The entanglement negativity, introduced in (Vidal and Werner 2002), is defined as $$\mathcal N(\rho) \equiv \frac{\|\rho^{T_B}\|_1-1}{2}.$$ It is mentioned there that this equals the sum of the absolute values of the negative values of the eigenvalues of the partial transpose $\rho^{T_B}$: $\mathcal N(\rho)=\sum_{\lambda<0} \lvert\lambda\rvert$.
How does one show the equivalence of these two quantities?
This is also discussed in the paper linked above. The trace norm of $X$ is defined as the sum of the absolute values of the eigenvalues of $X$: $\|X\|_1=\sum_i \lvert\lambda_i\rvert$. $\newcommand{\tr}{\operatorname{tr}}$Given a state $\rho$, the normalisation condition amounts to $$\tr(\rho) = \sum_i \lambda_i = \sum_{\lambda\in\sigma_+}\lambda + \sum_{\lambda\in\sigma_-}\lambda = 1,$$ where $\sigma_\pm$ is the set of positive (negative) eigenvalues.
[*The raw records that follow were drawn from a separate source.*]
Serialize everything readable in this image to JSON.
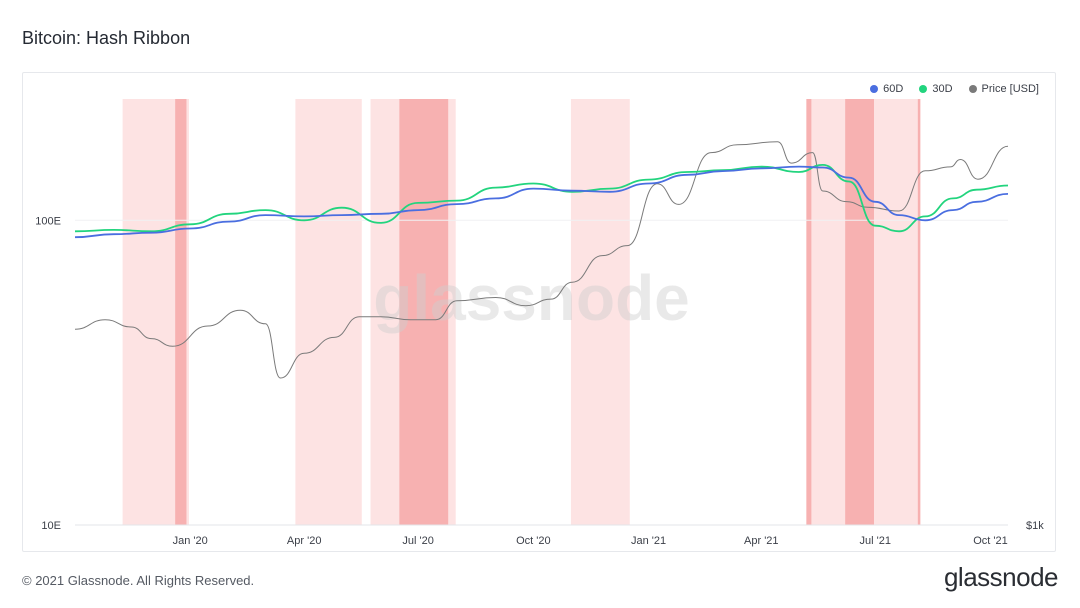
{
  "header": {
    "title": "Bitcoin: Hash Ribbon"
  },
  "footer": {
    "copyright": "© 2021 Glassnode. All Rights Reserved.",
    "logo": "glassnode"
  },
  "watermark": "glassnode",
  "colors": {
    "series_60d": "#4a6ee0",
    "series_30d": "#22d47e",
    "series_price": "#7a7a7a",
    "capitulation_light": "#fde3e3",
    "capitulation_dark": "#f7b1b1"
  },
  "chart_data": {
    "type": "line",
    "legend_placement": "top-right",
    "grid": false,
    "x_ticks": [
      "Jan '20",
      "Apr '20",
      "Jul '20",
      "Oct '20",
      "Jan '21",
      "Apr '21",
      "Jul '21",
      "Oct '21"
    ],
    "x_tick_dates": [
      "2020-01-01",
      "2020-04-01",
      "2020-07-01",
      "2020-10-01",
      "2021-01-01",
      "2021-04-01",
      "2021-07-01",
      "2021-10-01"
    ],
    "xlim": [
      "2019-10-01",
      "2021-10-15"
    ],
    "y_left": {
      "scale": "log",
      "ticks": [
        "10E",
        "100E"
      ],
      "tick_values": [
        10,
        100
      ],
      "ylim": [
        10,
        250
      ]
    },
    "y_right": {
      "scale": "log",
      "ticks": [
        "$1k"
      ],
      "tick_values": [
        1000
      ],
      "ylim": [
        1000,
        100000
      ]
    },
    "capitulation_periods": [
      {
        "start": "2019-11-08",
        "end": "2019-12-31",
        "type": "light"
      },
      {
        "start": "2019-12-20",
        "end": "2019-12-29",
        "type": "dark"
      },
      {
        "start": "2020-03-25",
        "end": "2020-05-17",
        "type": "light"
      },
      {
        "start": "2020-05-24",
        "end": "2020-07-31",
        "type": "light"
      },
      {
        "start": "2020-06-16",
        "end": "2020-07-25",
        "type": "dark"
      },
      {
        "start": "2020-10-31",
        "end": "2020-12-17",
        "type": "light"
      },
      {
        "start": "2021-05-07",
        "end": "2021-08-06",
        "type": "light"
      },
      {
        "start": "2021-05-07",
        "end": "2021-05-11",
        "type": "dark"
      },
      {
        "start": "2021-06-07",
        "end": "2021-06-30",
        "type": "dark"
      },
      {
        "start": "2021-08-04",
        "end": "2021-08-06",
        "type": "dark"
      }
    ],
    "series": [
      {
        "name": "60D",
        "axis": "left",
        "x": [
          "2019-10-01",
          "2019-11-01",
          "2019-12-01",
          "2020-01-01",
          "2020-02-01",
          "2020-03-01",
          "2020-04-01",
          "2020-05-01",
          "2020-06-01",
          "2020-07-01",
          "2020-08-01",
          "2020-09-01",
          "2020-10-01",
          "2020-11-01",
          "2020-12-01",
          "2021-01-01",
          "2021-02-01",
          "2021-03-01",
          "2021-04-01",
          "2021-05-01",
          "2021-05-20",
          "2021-06-10",
          "2021-07-01",
          "2021-07-20",
          "2021-08-10",
          "2021-09-01",
          "2021-09-20",
          "2021-10-15"
        ],
        "values": [
          88,
          90,
          91,
          94,
          99,
          104,
          103,
          104,
          105,
          108,
          113,
          118,
          127,
          125,
          124,
          132,
          141,
          145,
          148,
          150,
          149,
          138,
          115,
          104,
          100,
          108,
          115,
          122
        ]
      },
      {
        "name": "30D",
        "axis": "left",
        "x": [
          "2019-10-01",
          "2019-11-01",
          "2019-12-01",
          "2020-01-01",
          "2020-02-01",
          "2020-03-01",
          "2020-04-01",
          "2020-05-01",
          "2020-06-01",
          "2020-07-01",
          "2020-08-01",
          "2020-09-01",
          "2020-10-01",
          "2020-11-01",
          "2020-12-01",
          "2021-01-01",
          "2021-02-01",
          "2021-03-01",
          "2021-04-01",
          "2021-05-01",
          "2021-05-20",
          "2021-06-10",
          "2021-07-01",
          "2021-07-20",
          "2021-08-10",
          "2021-09-01",
          "2021-09-20",
          "2021-10-15"
        ],
        "values": [
          92,
          93,
          92,
          97,
          105,
          108,
          100,
          110,
          98,
          114,
          116,
          128,
          132,
          124,
          127,
          136,
          144,
          146,
          150,
          144,
          152,
          134,
          96,
          92,
          103,
          118,
          126,
          130
        ]
      },
      {
        "name": "Price [USD]",
        "axis": "right",
        "x": [
          "2019-10-01",
          "2019-10-25",
          "2019-11-15",
          "2019-12-01",
          "2019-12-18",
          "2020-01-15",
          "2020-02-10",
          "2020-03-01",
          "2020-03-13",
          "2020-04-01",
          "2020-04-25",
          "2020-05-15",
          "2020-06-01",
          "2020-06-25",
          "2020-07-15",
          "2020-08-01",
          "2020-09-01",
          "2020-09-25",
          "2020-10-15",
          "2020-11-01",
          "2020-11-25",
          "2020-12-15",
          "2021-01-08",
          "2021-01-25",
          "2021-02-20",
          "2021-03-13",
          "2021-04-14",
          "2021-04-25",
          "2021-05-12",
          "2021-05-20",
          "2021-06-08",
          "2021-06-25",
          "2021-07-20",
          "2021-08-10",
          "2021-08-30",
          "2021-09-07",
          "2021-09-21",
          "2021-10-15"
        ],
        "values": [
          8300,
          9200,
          8500,
          7500,
          6900,
          8600,
          10200,
          8800,
          4900,
          6400,
          7600,
          9500,
          9500,
          9200,
          9200,
          11300,
          11700,
          10700,
          11500,
          13800,
          18400,
          20500,
          40000,
          32000,
          56000,
          61000,
          63000,
          50000,
          56000,
          37000,
          33000,
          31000,
          29800,
          46000,
          48000,
          52000,
          42000,
          60000
        ]
      }
    ]
  }
}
Given $\rho=\rho_{ij,k\ell}|ij\rangle\!\langle k\ell|$, the partial transpose $\rho^{T_B}$ reads $\rho^{T_B}=\sum_{ijk\ell}\rho_{ij,k\ell}|i\ell\rangle\!\langle kj|$, which means that $$\tr(\rho^{T_B})=\sum_{ij} \rho_{ij,ij} = \tr(\rho) = 1.$$
It follows that $$\|\rho^{T_B}\|_1 = \sum_i \lvert\lambda_i\rvert = \sum_{\lambda\in\sigma_+}\lambda - \sum_{\lambda\in\sigma_-}\lambda = 1 - 2 \sum_{\lambda\in\sigma_-}\lambda. $$ And therefore $$\mathcal N(\rho) = \frac{\|\rho^{T_B}\|_1-1}{2} = -\sum_{\lambda\in\sigma_-}\lambda = \sum_{\lambda\in\sigma_-}\lvert\lambda\rvert.$$